When they know, continues Carlozzi,  kids “will feel comfortable in their own skin for the first time.” Moreover, Carlozzi explains that when children are affirmed and listened to, they grow into who they are, “not who people want them to be.”

Panelist Dr. Laura Arrowsmith, a graduate of the Kansas City University of Medicine and Biosciences with more than 40 years of experience in private practice, agreed and gave similar advice to physicians. 

Dr. Arrowsmith, white, red hair, glasses with a light blue mock neck long sleeve in front of a gray back drop

“It’s about listening to your patient and learning what you can do as a physician to help,” Arrowsmith said. 

She said that the most common form of trans health care for minors looks like listening and affirming a child’s pronouns, haircuts, and clothing. Anything else, such as vaginoplasty, phalloplasty, or hysterectomy surgery prepubescence is not happening. To say so is dangerous misinformation steered by choosing ignorance over the facts. 

“That just doesn’t happen,” Arrowsmith said regarding these surgeries. Once of pubescent age, chest masculinization or feminization might occur only if a minor has met all medical health requirements with parental consent.

With that, the doctor continued by sharing how life was for her when she wasn’t embraced as a trans woman.

“Once I started to transition my church asked me to leave,” said Arrowsmith.
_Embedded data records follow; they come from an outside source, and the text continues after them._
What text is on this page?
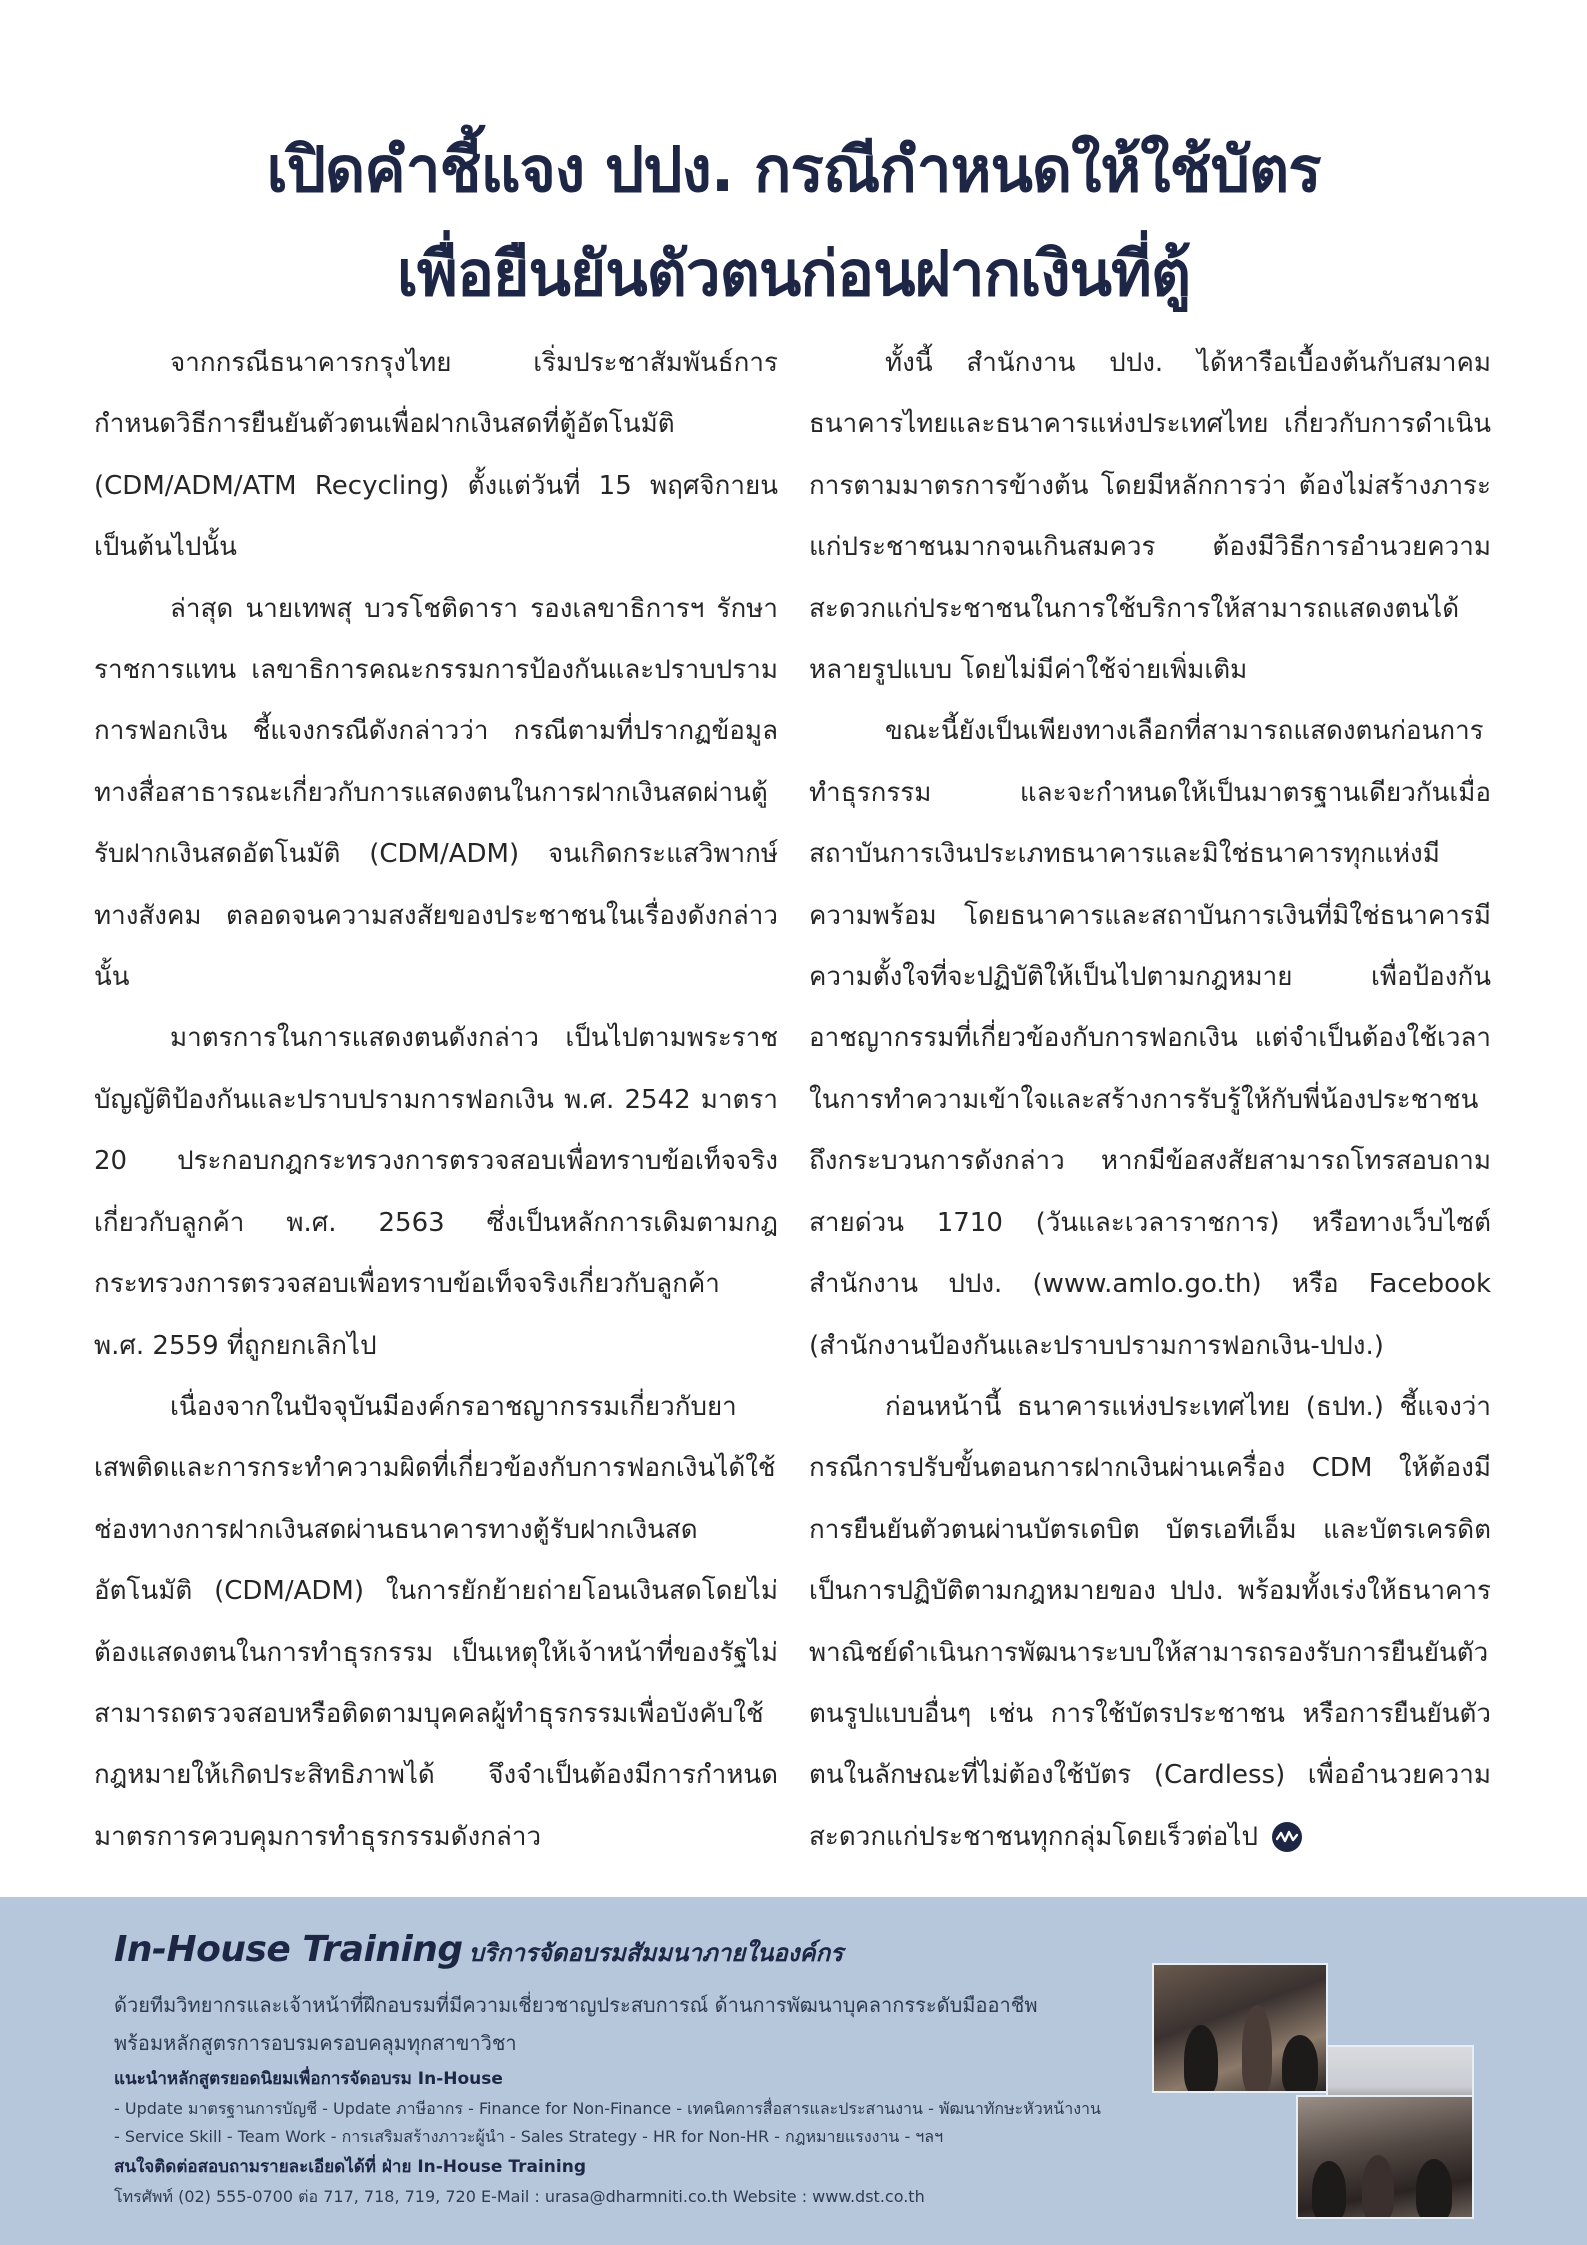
เปิดคำชี้แจง ปปง. กรณีกำหนดให้ใช้บัตร
เพื่อยืนยันตัวตนก่อนฝากเงินที่ตู้

จากกรณีธนาคารกรุงไทย เริ่มประชาสัมพันธ์การกำหนดวิธีการยืนยันตัวตนเพื่อฝากเงินสดที่ตู้อัตโนมัติ (CDM/ADM/ATM Recycling) ตั้งแต่วันที่ 15 พฤศจิกายน เป็นต้นไปนั้น

ล่าสุด นายเทพสุ บวรโชติดารา รองเลขาธิการฯ รักษาราชการแทน เลขาธิการคณะกรรมการป้องกันและปราบปรามการฟอกเงิน ชี้แจงกรณีดังกล่าวว่า กรณีตามที่ปรากฏข้อมูลทางสื่อสาธารณะเกี่ยวกับการแสดงตนในการฝากเงินสดผ่านตู้รับฝากเงินสดอัตโนมัติ (CDM/ADM) จนเกิดกระแสวิพากษ์ทางสังคม ตลอดจนความสงสัยของประชาชนในเรื่องดังกล่าวนั้น

มาตรการในการแสดงตนดังกล่าว เป็นไปตามพระราชบัญญัติป้องกันและปราบปรามการฟอกเงิน พ.ศ. 2542 มาตรา 20 ประกอบกฎกระทรวงการตรวจสอบเพื่อทราบข้อเท็จจริงเกี่ยวกับลูกค้า พ.ศ. 2563 ซึ่งเป็นหลักการเดิมตามกฎกระทรวงการตรวจสอบเพื่อทราบข้อเท็จจริงเกี่ยวกับลูกค้า พ.ศ. 2559 ที่ถูกยกเลิกไป

เนื่องจากในปัจจุบันมีองค์กรอาชญากรรมเกี่ยวกับยาเสพติดและการกระทำความผิดที่เกี่ยวข้องกับการฟอกเงินได้ใช้ช่องทางการฝากเงินสดผ่านธนาคารทางตู้รับฝากเงินสดอัตโนมัติ (CDM/ADM) ในการยักย้ายถ่ายโอนเงินสดโดยไม่ต้องแสดงตนในการทำธุรกรรม เป็นเหตุให้เจ้าหน้าที่ของรัฐไม่สามารถตรวจสอบหรือติดตามบุคคลผู้ทำธุรกรรมเพื่อบังคับใช้กฎหมายให้เกิดประสิทธิภาพได้ จึงจำเป็นต้องมีการกำหนดมาตรการควบคุมการทำธุรกรรมดังกล่าว

ทั้งนี้ สำนักงาน ปปง. ได้หารือเบื้องต้นกับสมาคมธนาคารไทยและธนาคารแห่งประเทศไทย เกี่ยวกับการดำเนินการตามมาตรการข้างต้น โดยมีหลักการว่า ต้องไม่สร้างภาระแก่ประชาชนมากจนเกินสมควร ต้องมีวิธีการอำนวยความสะดวกแก่ประชาชนในการใช้บริการให้สามารถแสดงตนได้หลายรูปแบบ โดยไม่มีค่าใช้จ่ายเพิ่มเติม

ขณะนี้ยังเป็นเพียงทางเลือกที่สามารถแสดงตนก่อนการทำธุรกรรม และจะกำหนดให้เป็นมาตรฐานเดียวกันเมื่อสถาบันการเงินประเภทธนาคารและมิใช่ธนาคารทุกแห่งมีความพร้อม โดยธนาคารและสถาบันการเงินที่มิใช่ธนาคารมีความตั้งใจที่จะปฏิบัติให้เป็นไปตามกฎหมาย เพื่อป้องกันอาชญากรรมที่เกี่ยวข้องกับการฟอกเงิน แต่จำเป็นต้องใช้เวลาในการทำความเข้าใจและสร้างการรับรู้ให้กับพี่น้องประชาชนถึงกระบวนการดังกล่าว หากมีข้อสงสัยสามารถโทรสอบถามสายด่วน 1710 (วันและเวลาราชการ) หรือทางเว็บไซต์สำนักงาน ปปง. (www.amlo.go.th) หรือ Facebook (สำนักงานป้องกันและปราบปรามการฟอกเงิน-ปปง.)

ก่อนหน้านี้ ธนาคารแห่งประเทศไทย (ธปท.) ชี้แจงว่า กรณีการปรับขั้นตอนการฝากเงินผ่านเครื่อง CDM ให้ต้องมีการยืนยันตัวตนผ่านบัตรเดบิต บัตรเอทีเอ็ม และบัตรเครดิต เป็นการปฏิบัติตามกฎหมายของ ปปง. พร้อมทั้งเร่งให้ธนาคารพาณิชย์ดำเนินการพัฒนาระบบให้สามารถรองรับการยืนยันตัวตนรูปแบบอื่นๆ เช่น การใช้บัตรประชาชน หรือการยืนยันตัวตนในลักษณะที่ไม่ต้องใช้บัตร (Cardless) เพื่ออำนวยความสะดวกแก่ประชาชนทุกกลุ่มโดยเร็วต่อไป

In-House Training บริการจัดอบรมสัมมนาภายในองค์กร
ด้วยทีมวิทยากรและเจ้าหน้าที่ฝึกอบรมที่มีความเชี่ยวชาญประสบการณ์ ด้านการพัฒนาบุคลากรระดับมืออาชีพ
พร้อมหลักสูตรการอบรมครอบคลุมทุกสาขาวิชา
แนะนำหลักสูตรยอดนิยมเพื่อการจัดอบรม In-House
- Update มาตรฐานการบัญชี - Update ภาษีอากร - Finance for Non-Finance - เทคนิคการสื่อสารและประสานงาน - พัฒนาทักษะหัวหน้างาน
- Service Skill - Team Work - การเสริมสร้างภาวะผู้นำ - Sales Strategy - HR for Non-HR - กฎหมายแรงงาน - ฯลฯ
สนใจติดต่อสอบถามรายละเอียดได้ที่ ฝ่าย In-House Training
โทรศัพท์ (02) 555-0700 ต่อ 717, 718, 719, 720 E-Mail : urasa@dharmniti.co.th Website : www.dst.co.th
That is until she saw and heard a message from God. 

“I made you who you are, now go and help others,” recalls Arrowsmith hearing in prayer. 
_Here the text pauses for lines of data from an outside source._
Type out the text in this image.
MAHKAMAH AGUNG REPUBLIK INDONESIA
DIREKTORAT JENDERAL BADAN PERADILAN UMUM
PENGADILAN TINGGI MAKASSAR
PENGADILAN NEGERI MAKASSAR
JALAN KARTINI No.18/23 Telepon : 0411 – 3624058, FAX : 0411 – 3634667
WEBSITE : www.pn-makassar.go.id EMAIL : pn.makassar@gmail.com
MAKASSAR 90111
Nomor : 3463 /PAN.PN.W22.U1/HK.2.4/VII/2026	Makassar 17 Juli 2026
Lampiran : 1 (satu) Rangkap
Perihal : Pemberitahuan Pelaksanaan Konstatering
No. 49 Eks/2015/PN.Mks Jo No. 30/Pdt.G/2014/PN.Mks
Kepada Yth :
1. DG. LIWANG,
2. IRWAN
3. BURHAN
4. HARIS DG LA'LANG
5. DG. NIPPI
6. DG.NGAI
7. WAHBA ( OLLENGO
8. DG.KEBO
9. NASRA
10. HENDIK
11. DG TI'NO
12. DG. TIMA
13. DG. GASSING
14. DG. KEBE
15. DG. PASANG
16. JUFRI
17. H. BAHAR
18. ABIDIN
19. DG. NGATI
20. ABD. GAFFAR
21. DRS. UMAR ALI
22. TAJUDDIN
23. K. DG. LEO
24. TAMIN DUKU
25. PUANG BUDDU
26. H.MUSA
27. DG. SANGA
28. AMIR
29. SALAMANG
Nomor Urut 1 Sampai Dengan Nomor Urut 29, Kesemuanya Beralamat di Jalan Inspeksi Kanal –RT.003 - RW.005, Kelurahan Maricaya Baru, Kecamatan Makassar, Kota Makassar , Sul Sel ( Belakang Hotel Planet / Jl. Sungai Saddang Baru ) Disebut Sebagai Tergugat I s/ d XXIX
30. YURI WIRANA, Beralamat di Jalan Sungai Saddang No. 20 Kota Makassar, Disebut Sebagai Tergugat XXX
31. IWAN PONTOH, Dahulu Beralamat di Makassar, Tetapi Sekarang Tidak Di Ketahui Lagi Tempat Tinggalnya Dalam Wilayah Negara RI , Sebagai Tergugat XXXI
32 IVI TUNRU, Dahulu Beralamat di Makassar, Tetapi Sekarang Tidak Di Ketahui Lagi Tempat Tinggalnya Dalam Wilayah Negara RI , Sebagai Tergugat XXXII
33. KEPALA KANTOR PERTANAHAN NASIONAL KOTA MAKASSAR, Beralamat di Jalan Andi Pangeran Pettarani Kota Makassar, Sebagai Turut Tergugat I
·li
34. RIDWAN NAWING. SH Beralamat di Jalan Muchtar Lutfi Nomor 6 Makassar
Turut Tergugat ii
Her faith became an incredibly strong part of helping other trans, nonbinary, and gender-expansive people in and outside of the church. 

The same applied to Kelly Kemp, a Certified Child Life Specialist. Kemp was a Roman Catholic who eventually became an Evangelical Protestant. She raised her kids in a “purity culture” house until her children began sharing they were LGBTQ, she told the panel audience. 

Kelly Kemp, white with dark eyes and rosy cheeks; she has short red hair, she wears a dark blouse and smiles in front of a blurred background

While Kemp wasn’t always affirming – even sharing how she and her husband pushed her firstborn into conversion therapy – she changed. She changed because she realized her children were born LGBTQ. 

Kemp told the audience how she began seeking out LGBTQ people of faith. 

“We found an affirming church and never looked back,” said Kemp. 

However, this wasn’t the case for all panelists. Elliot Parker, a public health graduate at Oklahoma State University, said finding an affirming church was never in the books for him. “I’m very much an atheist,” Parker said. 

Elliot Parker, pale skin, brown hair, wearing rectangle framed glasses and a dark contrast seamed shirt

Through his recovery from the church, Parker built out a goal to systematically improve the social determinants of health for marginalized Oklahomans through education, advocacy, and community engagement. 

Overall panelists left the audience with a message of hope. 

“Learn your LGBTQ IQ,” Kemp said. 

Dr. Carlozzi told listeners to remember that “pride is the anecdote to shame.”

“The people doing this care are extensively trained,” said Dr. Shauna Lawlis. 

Shauna Lawlis, white, light brown hair, dark eyes and rectangle framed glasses, toothy smile wearing a white lab coat and floral blouse

The panel discussion was recorded and will be available for viewing once uploaded to the web. This posting will be updated with the panel discussion link.